I believe I'm out here livejournaling because I'm in a position and space of feeling secure and safe to do so. Seems like an "obvious when said" sentence, but I'm still appreciating the newness and the (IMHO) rareness of it.

Most friends I knew blogging in the early days were pseudononymous, and open about their experiences and struggles online but without the context of knowing who they were that made it really meaningful to read those thoughts and feel that connection. Most public bloggers I see these days using their real identity also link it to a role of theirs - their journalism, their company, their hobby. I think that's common and normal and more partial than what I'm shooting for.

I feel safe enough to try to drop the persona-masks, in my full and real identity, loosely-enough attached to that jumble of identify-facets. I feel strong enough to share what I'm feeling and why I'm feeling it. The fool-ishness of "open your mouth and remove all doubt" doesn't seem high when the possibilities of connection and resonance and building communities and inspiring others and learning and leveling up myself and the world are all so tantalizing.

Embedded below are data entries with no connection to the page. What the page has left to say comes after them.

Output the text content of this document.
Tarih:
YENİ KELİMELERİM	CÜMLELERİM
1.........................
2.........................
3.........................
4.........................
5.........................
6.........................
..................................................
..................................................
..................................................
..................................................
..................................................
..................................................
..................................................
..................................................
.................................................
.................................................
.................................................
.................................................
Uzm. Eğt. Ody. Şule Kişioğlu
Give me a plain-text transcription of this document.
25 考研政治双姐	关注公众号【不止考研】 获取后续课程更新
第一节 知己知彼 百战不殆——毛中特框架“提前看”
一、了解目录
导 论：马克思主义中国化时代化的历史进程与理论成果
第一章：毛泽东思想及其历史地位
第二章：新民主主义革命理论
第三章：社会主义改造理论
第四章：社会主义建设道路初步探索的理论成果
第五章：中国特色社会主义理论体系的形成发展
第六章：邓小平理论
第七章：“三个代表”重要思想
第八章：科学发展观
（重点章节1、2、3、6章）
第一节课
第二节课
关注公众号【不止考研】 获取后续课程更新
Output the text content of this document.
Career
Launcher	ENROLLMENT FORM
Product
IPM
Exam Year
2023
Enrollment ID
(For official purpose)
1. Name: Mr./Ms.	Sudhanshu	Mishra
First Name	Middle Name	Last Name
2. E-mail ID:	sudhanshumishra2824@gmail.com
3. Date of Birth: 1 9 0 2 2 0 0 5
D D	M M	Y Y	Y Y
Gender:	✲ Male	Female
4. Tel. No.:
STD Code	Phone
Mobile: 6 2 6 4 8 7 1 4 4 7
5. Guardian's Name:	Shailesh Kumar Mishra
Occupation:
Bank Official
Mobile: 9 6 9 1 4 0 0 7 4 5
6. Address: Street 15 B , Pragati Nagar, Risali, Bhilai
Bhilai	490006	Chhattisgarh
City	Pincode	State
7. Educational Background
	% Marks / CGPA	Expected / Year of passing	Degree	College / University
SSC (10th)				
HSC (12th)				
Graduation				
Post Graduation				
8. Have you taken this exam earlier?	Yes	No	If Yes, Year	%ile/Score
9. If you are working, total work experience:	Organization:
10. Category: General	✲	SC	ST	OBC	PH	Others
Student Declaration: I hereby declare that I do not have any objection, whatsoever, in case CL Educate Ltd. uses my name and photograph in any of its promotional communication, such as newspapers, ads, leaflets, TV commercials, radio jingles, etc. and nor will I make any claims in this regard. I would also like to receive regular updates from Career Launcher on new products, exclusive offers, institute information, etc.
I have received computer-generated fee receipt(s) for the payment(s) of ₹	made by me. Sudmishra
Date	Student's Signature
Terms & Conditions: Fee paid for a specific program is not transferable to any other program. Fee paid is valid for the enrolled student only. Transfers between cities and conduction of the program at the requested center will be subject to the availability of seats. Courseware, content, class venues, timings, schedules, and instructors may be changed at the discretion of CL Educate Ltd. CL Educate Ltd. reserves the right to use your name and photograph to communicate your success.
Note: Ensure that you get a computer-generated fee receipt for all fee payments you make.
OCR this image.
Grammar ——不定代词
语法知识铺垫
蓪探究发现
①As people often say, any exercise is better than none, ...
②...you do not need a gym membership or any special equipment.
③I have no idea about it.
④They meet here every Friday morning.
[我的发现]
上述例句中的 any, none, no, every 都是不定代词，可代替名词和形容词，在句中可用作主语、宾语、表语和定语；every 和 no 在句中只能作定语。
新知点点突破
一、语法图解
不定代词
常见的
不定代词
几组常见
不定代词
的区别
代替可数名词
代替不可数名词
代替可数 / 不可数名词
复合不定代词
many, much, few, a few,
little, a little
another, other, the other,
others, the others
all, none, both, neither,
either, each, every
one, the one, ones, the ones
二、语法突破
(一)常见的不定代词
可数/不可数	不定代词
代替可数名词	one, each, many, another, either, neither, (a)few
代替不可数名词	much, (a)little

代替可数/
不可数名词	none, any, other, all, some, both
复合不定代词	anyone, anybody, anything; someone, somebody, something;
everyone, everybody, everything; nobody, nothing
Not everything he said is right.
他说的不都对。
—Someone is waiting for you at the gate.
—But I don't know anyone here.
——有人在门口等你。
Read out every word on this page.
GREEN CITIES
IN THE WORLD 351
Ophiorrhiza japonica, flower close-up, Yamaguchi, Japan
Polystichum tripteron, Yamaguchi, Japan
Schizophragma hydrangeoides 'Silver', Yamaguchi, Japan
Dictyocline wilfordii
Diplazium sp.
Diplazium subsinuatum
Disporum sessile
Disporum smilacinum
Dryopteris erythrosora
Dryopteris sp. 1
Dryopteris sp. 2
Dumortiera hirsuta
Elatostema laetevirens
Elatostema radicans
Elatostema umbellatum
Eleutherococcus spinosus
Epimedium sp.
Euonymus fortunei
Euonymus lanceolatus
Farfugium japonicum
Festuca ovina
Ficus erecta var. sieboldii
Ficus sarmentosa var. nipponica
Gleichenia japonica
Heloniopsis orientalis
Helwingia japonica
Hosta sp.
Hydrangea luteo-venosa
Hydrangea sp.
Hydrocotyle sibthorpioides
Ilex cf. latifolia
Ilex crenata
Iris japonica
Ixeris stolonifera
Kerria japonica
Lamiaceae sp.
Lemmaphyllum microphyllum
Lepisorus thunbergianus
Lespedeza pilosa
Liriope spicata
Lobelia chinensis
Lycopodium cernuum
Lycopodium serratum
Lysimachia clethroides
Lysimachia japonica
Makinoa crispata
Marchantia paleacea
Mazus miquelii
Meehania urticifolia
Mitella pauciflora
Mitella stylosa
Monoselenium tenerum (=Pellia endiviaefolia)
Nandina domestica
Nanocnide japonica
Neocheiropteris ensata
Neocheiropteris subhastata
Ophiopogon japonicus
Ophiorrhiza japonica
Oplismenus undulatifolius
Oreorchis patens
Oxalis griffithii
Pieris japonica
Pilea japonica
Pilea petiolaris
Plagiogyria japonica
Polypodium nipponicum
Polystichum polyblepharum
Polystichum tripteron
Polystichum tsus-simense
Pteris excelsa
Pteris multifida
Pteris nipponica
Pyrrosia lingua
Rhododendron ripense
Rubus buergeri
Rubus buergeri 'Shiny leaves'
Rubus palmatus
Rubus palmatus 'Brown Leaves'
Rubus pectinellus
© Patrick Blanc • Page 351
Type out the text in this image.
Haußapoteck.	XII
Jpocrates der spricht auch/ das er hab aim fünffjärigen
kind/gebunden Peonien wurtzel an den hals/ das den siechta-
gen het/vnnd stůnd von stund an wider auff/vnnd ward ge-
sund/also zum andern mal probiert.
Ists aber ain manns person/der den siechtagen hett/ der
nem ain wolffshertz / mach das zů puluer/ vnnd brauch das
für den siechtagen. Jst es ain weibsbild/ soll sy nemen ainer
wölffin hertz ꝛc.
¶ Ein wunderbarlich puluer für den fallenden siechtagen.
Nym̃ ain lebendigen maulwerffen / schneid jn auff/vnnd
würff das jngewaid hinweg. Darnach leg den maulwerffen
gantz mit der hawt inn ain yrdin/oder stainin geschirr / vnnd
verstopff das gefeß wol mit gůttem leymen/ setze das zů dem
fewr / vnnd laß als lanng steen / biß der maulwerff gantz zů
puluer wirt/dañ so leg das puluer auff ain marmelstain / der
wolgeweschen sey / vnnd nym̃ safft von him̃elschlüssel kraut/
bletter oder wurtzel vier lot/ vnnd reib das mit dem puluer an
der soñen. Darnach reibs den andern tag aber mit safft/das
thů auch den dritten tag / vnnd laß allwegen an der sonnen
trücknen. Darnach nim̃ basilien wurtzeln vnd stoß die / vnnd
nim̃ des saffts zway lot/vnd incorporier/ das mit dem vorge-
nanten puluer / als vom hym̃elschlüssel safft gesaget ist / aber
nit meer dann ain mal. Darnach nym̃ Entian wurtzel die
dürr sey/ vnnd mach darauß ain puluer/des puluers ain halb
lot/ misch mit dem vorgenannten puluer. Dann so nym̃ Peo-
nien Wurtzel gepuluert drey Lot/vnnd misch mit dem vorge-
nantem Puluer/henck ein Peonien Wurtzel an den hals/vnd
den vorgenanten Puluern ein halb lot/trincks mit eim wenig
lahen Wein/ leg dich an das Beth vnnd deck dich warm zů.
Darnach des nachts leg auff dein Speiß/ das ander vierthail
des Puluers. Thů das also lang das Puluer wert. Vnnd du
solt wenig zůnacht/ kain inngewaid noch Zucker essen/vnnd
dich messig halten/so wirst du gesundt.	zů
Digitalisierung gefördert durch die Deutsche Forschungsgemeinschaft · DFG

Doing so is not a risk to my financial security, my career, my sense of self-worth, my ability to live out my values. If some relationships change because I haven't been as much me in a different context, that's a little edgy but I welcome that exploration. The only thing that gives me pause is "what about any crazy people on the internet" connected with "what about your family". I can be careful to tell my own story and be respectful of the stories of others, but there is no real protection from that partly-random threat: I know that at certain popularity/audience sizes, griefers, stalkers, harassers become an issue, having seen it happen to many more-well-known people. I know that's a far-mode risk for sure, not a near-term concern. (It's possible I'll never hit this problem, but I think it's more prudence than ego to consider it.) I also probably generate 10X less risk as a straight white cis male, compared to anyone who doesn't have every one of those categorical privileges. Still, I want to avoid a situation where I put people I love in any danger without their consent.

Ah, and that points out a few obvious things I can do to proactively love the people around me at a few different points in this potential journey. Good. I think I'll be able to shake that "what about" thread.

I want to be "out here" enough to let people find me, as Michael Ashcroft happened to remind me today.